Todo por mis lectores

Los lectores asiduos ya habréis notado que, en cuestiones cinematográficas, soy bastante garrafón. Me pierden los números romanos en los títulos, las persecuciones en helicóptero, y las películas que empiezan con un policía muerto al que sólo le faltaba una semana para jubilarse. Para mí, el cine alcanzó su cumbre en la escena en la que el coronel Truman y John Rambo se abrazan recordando la carnicería de los charlies en Vietnam. Sí, vale, también me gustan otras cosas, como “Vidas Cruzadas”, “De-lovely” o, por supuesto, “Blade Runner”, pero soy consciente de mis limitaciones.

Y, precisamente porque sé de qué pie cojeo, tengo buenas noticias para los cinéfilos de la audiencia: estoy en conversaciones con un prestigioso aficionado al séptimo arte al que le he ofrecido el puesto de Regional Vicepresident de la División de Cine de N`Joy Corporation, con línea de reporte directa al Consejo de Administración, y línea de reporte matricial a mí mismo.

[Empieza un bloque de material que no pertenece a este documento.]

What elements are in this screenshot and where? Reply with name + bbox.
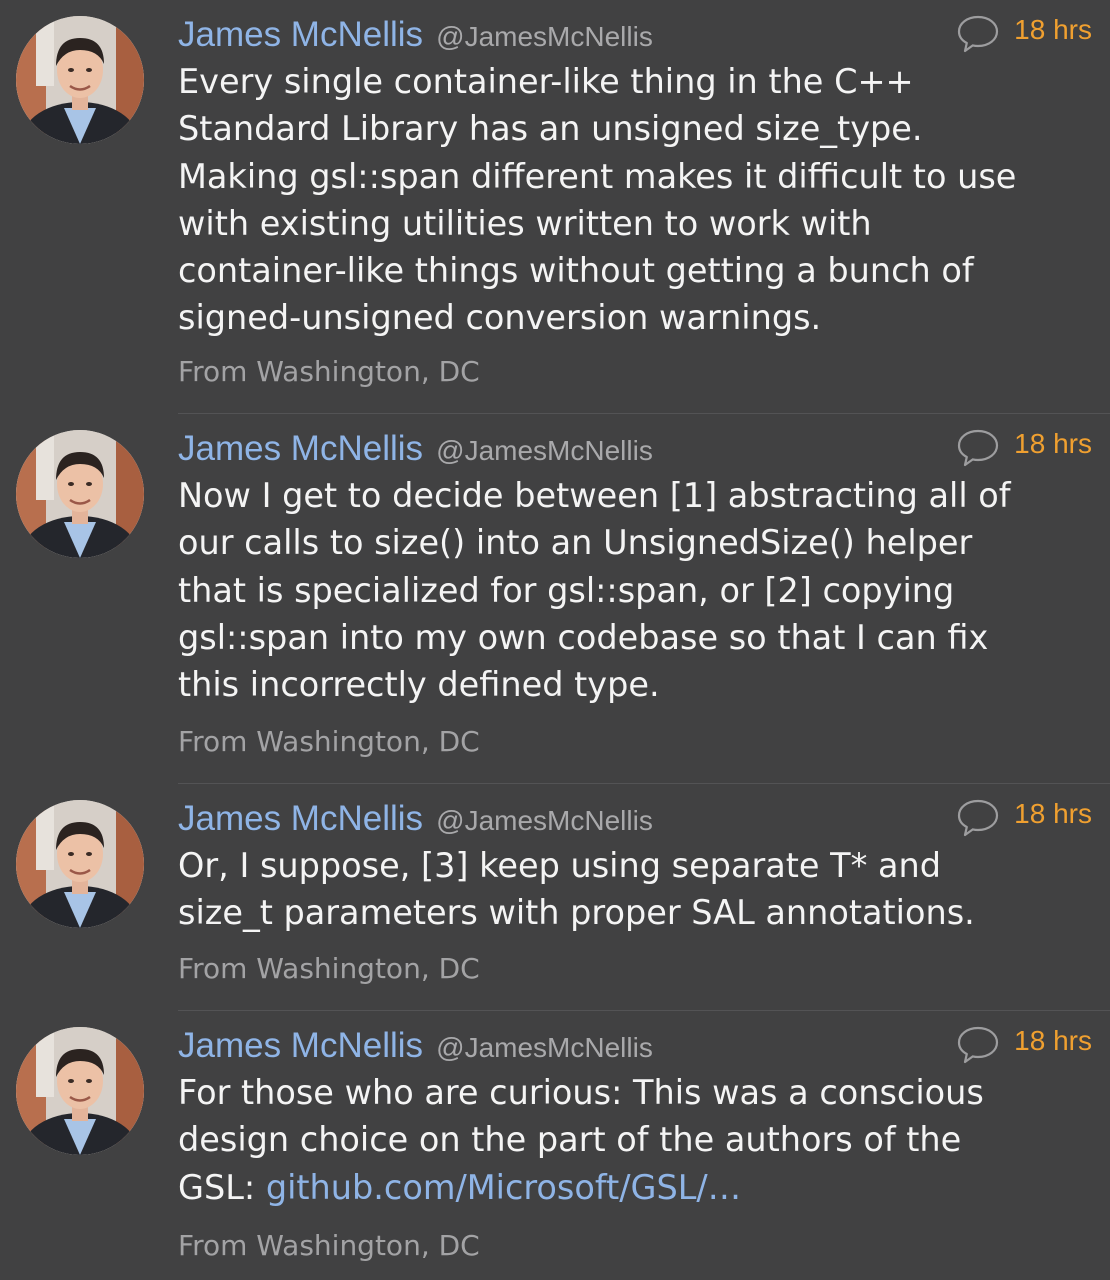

Se me está resistiendo, a pesar de que mi oferta ha sido generosa, e incluye, además de un desorbitado salario y stock options, despacho de esquina, silla con ruedas para hacer carreras por el pasillo, y secretaria a elegir por el interesado. El punto de desacuerdo es que él quiere que también añada a estos privilegios una vespino de empresa. La negociación está siendo dura, pero confío en que pronto podamos ver en este blog comentarios de películas como “Babel”, “El laberinto del fauno” (que mi religión me prohíbe ver), e incluso alguna recomendación sorpresa sobre películas de arte y ensayo eslovacas subtituladas. Si alguien tiene una moto que pueda ceder a la causa durante un par de meses, se admiten donaciones.